Four-hundred forty-four years ago today, on 23 December 1572, in the main market square, in front of the Heiligegeistkirche in Heidelberg, a criminal was executed. His crime was particularly heinous.
The ruler of Heidelberg, Friedrich III, was under enormous pressure not to let it go unpunished. The criminal, Johann Sylvanus, had been Superintendent of Ladenburg, a town under Friedrich's jurisdiction, and a member of the clergy. Friedrich III needed to distract attention from his own sins, and making a public example of a criminal like Sylvanus could show that he was tough on crime.
To reinforce the lesson, Sylvanus's children were forced to watch with the rest of the populous as an executioner took off his head with a sword. One simply could not allow such awful crimes to be committed.
Johann Sylvanus's crime was to doubt that the doctrine of the Trinity as propounded in the creeds was found in the Bible. As a matter of fact, it is not. The doctors who propounded it knew that "not one word of it is found in the holy scriptures" (μηδεμιας γουν θεοπνευστου γραφιας) according to Eusebius. Their congregations knew it wasn't either. The doctors had had to explain to their congregations that they should adopt a creed that was not found in the scriptures because the committee had worked hard (Socrates, Ecclesiastical History, I.8), but that was more than a millennium before Sylvanus.

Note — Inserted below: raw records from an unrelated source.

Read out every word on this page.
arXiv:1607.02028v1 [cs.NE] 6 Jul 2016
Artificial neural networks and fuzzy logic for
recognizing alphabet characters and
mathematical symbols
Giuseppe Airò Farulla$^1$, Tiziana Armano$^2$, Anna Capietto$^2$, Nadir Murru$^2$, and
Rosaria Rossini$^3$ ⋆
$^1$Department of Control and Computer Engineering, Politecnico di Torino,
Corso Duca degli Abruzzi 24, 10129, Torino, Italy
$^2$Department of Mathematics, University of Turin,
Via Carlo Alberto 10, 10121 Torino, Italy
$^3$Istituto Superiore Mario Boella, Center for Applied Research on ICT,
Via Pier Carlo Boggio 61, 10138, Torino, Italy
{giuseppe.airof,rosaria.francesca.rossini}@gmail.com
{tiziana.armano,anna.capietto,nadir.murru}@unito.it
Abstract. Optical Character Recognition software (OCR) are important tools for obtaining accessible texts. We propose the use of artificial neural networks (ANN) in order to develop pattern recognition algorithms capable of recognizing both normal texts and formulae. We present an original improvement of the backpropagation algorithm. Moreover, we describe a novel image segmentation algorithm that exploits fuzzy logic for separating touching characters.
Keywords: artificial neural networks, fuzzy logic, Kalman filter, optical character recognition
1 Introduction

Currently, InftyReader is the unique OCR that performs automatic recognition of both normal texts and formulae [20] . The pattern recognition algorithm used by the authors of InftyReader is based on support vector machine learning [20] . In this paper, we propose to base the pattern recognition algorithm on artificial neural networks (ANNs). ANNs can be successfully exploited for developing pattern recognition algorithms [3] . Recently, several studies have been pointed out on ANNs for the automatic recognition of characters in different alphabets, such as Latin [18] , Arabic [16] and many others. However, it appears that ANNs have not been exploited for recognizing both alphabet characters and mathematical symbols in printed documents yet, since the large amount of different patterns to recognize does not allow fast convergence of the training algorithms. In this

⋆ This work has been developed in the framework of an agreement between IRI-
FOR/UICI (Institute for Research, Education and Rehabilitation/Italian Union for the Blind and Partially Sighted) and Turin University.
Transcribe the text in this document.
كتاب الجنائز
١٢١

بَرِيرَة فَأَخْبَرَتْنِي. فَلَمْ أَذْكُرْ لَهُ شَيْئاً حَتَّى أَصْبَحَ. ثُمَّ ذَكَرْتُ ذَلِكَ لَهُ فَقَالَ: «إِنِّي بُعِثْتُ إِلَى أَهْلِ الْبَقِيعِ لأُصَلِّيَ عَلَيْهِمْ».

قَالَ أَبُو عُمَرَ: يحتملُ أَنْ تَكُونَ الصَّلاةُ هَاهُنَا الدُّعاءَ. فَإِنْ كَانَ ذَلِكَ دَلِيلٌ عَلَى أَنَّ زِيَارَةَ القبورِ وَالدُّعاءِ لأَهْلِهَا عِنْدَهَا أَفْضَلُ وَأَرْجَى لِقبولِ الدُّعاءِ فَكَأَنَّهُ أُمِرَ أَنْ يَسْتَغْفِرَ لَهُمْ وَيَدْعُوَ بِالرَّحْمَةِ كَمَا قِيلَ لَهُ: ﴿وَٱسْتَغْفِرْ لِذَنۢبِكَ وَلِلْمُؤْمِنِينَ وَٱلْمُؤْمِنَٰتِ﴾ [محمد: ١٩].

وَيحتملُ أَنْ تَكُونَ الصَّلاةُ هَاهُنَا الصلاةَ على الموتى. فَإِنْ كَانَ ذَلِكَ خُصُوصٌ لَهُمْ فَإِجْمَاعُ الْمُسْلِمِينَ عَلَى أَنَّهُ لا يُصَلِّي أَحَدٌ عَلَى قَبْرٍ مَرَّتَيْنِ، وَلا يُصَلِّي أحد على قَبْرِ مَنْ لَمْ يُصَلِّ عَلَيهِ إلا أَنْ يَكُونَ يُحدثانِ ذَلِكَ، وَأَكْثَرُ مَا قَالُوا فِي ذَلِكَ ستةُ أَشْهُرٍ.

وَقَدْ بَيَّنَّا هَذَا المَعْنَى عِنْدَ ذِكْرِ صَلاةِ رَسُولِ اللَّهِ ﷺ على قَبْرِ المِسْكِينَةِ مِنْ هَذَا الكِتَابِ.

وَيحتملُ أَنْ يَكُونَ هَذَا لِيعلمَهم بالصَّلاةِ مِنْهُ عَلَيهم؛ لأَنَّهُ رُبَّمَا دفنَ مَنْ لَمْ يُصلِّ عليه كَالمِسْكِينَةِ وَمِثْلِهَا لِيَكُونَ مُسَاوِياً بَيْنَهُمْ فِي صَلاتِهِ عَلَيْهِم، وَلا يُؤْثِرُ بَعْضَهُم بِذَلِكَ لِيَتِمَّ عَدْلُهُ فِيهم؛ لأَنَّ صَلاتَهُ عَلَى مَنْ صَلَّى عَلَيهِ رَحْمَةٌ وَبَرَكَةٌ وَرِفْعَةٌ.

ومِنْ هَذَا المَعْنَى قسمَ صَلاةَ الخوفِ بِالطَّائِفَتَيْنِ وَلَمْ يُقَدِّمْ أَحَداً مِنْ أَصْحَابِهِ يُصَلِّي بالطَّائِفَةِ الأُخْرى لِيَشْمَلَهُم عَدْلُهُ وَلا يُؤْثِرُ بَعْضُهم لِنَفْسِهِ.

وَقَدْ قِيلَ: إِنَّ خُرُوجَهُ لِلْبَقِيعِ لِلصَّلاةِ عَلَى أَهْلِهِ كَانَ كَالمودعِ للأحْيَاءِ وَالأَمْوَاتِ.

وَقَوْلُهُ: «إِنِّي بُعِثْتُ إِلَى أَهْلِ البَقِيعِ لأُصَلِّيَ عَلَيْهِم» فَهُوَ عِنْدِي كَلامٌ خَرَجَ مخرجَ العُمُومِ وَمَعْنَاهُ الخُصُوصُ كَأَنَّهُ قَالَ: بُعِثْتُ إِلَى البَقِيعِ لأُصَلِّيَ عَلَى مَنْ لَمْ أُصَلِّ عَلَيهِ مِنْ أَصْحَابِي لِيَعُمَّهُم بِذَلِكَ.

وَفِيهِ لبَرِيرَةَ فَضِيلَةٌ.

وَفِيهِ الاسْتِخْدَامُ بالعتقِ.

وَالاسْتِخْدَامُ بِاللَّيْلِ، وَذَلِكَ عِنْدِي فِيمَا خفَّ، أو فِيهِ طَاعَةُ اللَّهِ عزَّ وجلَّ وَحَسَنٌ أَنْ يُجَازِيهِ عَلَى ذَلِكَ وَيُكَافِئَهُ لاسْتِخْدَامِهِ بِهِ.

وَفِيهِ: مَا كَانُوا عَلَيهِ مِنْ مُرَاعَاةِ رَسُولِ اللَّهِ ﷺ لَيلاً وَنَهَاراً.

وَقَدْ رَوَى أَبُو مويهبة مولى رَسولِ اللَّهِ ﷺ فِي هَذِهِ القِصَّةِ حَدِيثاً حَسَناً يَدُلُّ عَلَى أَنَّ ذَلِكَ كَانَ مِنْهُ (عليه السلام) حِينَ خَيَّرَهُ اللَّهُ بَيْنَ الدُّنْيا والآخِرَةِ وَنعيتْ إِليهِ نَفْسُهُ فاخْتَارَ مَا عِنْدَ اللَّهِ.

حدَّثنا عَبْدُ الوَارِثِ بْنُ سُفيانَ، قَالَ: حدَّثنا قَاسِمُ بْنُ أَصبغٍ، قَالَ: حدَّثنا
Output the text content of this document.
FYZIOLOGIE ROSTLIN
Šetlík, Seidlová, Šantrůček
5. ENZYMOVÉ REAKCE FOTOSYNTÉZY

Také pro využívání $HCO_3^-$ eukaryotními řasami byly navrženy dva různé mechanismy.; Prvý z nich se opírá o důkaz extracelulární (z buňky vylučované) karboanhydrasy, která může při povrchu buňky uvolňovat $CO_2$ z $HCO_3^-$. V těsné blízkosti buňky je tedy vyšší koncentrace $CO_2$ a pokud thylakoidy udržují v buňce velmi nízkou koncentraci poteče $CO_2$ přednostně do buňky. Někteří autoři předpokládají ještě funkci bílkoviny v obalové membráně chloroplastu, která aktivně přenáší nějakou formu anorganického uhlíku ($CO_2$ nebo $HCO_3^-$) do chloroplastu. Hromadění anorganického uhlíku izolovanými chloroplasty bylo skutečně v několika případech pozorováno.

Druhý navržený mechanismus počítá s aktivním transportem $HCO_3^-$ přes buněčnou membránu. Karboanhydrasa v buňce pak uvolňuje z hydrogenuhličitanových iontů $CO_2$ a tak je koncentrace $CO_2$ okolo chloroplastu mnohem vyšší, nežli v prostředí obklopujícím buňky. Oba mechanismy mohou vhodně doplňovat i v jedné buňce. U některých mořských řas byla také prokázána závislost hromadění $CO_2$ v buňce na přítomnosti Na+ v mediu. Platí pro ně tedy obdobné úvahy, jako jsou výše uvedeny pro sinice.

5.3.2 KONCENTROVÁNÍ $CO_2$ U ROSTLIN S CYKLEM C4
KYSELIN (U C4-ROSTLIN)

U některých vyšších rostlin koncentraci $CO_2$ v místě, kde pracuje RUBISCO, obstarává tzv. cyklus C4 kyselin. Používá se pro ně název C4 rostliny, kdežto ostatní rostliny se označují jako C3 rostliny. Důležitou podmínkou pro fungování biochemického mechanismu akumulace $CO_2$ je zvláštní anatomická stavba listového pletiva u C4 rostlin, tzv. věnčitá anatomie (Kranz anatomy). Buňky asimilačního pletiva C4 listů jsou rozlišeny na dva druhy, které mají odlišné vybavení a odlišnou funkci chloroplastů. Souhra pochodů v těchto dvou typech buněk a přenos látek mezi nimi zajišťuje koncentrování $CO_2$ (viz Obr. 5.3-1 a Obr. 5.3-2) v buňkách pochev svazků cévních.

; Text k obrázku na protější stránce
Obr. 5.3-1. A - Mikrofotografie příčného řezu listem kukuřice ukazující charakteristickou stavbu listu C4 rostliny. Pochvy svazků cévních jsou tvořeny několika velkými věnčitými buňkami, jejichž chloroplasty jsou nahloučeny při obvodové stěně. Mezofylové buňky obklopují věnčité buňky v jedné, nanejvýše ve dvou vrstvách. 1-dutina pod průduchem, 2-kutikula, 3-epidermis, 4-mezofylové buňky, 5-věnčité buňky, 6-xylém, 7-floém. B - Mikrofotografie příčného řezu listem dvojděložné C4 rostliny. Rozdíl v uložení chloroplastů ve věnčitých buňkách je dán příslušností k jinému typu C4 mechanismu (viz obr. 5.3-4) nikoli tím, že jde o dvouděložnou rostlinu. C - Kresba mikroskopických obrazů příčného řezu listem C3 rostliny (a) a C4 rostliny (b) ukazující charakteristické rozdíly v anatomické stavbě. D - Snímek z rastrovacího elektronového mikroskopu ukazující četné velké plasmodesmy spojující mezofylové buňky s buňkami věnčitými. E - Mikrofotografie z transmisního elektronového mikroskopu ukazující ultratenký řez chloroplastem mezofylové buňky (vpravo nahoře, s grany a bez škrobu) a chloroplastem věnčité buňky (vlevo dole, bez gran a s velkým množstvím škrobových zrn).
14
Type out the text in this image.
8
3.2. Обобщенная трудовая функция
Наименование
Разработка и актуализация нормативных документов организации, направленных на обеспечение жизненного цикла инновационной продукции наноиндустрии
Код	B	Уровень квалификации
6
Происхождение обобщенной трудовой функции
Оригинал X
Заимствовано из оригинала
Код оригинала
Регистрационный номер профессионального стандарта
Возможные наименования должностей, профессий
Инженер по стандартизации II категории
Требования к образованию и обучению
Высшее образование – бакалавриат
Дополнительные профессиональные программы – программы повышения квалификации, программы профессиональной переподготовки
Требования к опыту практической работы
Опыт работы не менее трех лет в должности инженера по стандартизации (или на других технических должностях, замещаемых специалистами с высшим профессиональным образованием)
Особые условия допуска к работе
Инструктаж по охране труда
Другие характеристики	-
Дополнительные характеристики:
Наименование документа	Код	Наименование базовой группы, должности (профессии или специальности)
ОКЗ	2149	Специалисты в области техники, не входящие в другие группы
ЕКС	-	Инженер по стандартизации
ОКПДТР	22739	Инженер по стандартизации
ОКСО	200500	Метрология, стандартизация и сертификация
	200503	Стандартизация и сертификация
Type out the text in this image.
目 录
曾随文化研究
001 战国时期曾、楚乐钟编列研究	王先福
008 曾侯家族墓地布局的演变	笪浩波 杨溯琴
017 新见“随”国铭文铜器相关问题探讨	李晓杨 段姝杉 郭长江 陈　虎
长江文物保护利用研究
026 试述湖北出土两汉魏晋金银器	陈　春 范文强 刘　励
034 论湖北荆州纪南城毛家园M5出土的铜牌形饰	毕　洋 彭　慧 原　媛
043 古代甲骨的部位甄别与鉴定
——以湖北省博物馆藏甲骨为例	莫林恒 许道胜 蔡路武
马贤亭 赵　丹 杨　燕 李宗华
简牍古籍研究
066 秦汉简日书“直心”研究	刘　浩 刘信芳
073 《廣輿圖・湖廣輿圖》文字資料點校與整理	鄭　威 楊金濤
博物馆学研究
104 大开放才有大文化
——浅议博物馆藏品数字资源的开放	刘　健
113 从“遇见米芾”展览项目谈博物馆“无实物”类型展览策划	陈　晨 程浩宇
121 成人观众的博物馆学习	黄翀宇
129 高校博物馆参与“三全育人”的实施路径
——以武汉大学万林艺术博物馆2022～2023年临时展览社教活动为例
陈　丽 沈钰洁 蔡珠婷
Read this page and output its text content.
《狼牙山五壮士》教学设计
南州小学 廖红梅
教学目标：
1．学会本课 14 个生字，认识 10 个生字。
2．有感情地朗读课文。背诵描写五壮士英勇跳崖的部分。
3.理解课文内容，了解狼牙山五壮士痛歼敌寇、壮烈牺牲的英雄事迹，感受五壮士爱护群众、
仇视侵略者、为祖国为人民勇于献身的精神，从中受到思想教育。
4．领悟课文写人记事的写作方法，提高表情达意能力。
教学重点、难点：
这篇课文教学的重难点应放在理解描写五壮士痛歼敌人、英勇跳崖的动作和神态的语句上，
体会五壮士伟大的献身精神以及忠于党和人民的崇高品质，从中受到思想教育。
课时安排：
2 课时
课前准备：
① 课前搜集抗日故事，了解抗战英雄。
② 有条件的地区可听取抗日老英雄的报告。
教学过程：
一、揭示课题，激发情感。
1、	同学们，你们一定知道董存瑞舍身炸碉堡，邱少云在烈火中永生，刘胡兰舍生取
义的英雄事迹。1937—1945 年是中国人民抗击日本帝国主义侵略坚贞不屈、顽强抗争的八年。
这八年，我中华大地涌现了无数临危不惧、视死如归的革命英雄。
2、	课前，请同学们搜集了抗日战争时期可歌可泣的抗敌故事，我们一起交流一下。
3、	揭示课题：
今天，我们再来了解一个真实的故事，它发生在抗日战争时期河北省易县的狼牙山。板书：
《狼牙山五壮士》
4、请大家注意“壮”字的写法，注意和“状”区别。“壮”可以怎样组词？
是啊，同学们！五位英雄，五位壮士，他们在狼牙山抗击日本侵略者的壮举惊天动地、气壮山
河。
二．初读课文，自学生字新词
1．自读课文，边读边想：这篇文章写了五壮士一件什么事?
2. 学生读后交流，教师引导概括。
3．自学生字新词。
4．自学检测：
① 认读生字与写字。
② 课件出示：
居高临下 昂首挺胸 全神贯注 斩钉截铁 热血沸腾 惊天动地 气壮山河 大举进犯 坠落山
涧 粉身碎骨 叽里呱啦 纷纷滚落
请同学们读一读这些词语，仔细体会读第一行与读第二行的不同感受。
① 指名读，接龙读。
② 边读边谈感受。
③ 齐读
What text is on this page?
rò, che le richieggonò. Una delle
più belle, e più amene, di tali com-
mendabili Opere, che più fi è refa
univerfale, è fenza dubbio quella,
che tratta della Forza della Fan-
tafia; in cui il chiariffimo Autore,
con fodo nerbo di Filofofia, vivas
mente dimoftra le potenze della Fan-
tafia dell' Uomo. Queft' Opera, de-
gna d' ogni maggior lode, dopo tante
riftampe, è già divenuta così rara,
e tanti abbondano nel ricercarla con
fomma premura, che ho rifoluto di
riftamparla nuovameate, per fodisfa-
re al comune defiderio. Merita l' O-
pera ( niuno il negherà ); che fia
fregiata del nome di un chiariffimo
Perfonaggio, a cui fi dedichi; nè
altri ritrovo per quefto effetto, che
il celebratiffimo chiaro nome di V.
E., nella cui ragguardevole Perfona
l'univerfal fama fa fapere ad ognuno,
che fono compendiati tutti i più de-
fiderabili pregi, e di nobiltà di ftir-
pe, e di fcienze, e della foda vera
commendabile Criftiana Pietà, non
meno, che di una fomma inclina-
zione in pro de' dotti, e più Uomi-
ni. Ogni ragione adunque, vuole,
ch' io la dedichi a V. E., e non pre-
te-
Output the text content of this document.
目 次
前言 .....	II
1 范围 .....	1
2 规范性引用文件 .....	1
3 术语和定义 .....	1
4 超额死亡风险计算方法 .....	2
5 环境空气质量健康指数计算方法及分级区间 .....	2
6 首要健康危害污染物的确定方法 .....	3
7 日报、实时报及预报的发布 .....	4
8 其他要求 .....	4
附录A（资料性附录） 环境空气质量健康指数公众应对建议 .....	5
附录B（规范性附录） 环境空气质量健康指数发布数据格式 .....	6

The whole problem of the creeds started one day in Alexandria. It was the big center of intellectuals of the Roman empire with its famous university and large library. One day, the bishop, Alexander, "started theologizing using philosophy" (φιλοσοφων εθεολογει) seeking for his own glory (φιλοτιμοτερον). One of his elders, Arius, a man "not lacking in learning" (αμοιρος διαλεκτικαης λεσχης) preferred someone else's dogma and responded to the bishop out of a desire to win the argument (εκ φιλονεικιας). (Socrates, Ecclesiastical History, I.5) This theologizing started the argument that ended in the creeds, and in Sylvanus's beheading 444 years ago.
In one of those happy coincidences, however, Sylvanus was vindicated. Two-hundred thirty-three years to the day after his death, a prophet was born. God would tell this prophet that "all their creeds were an abomination in his sight; that those professors [i.e. those who professed or supported the creeds] were all corrupt; that: “they draw near to me with their lips, but their hearts are far from me, they teach for doctrines the commandments of men, having a form of godliness, but they deny the power thereof.”" (Joseph Smith—History 1:19).
On this, the 444th anniversary of the martyrdom of Johann Sylvanus, it is useful to know that the product of theology is an abomination in the sight of God. Sylvanus knew at least that it was not scriptural--which Eusebius and everyone else at Nicaea also knew--and for that he gave his life.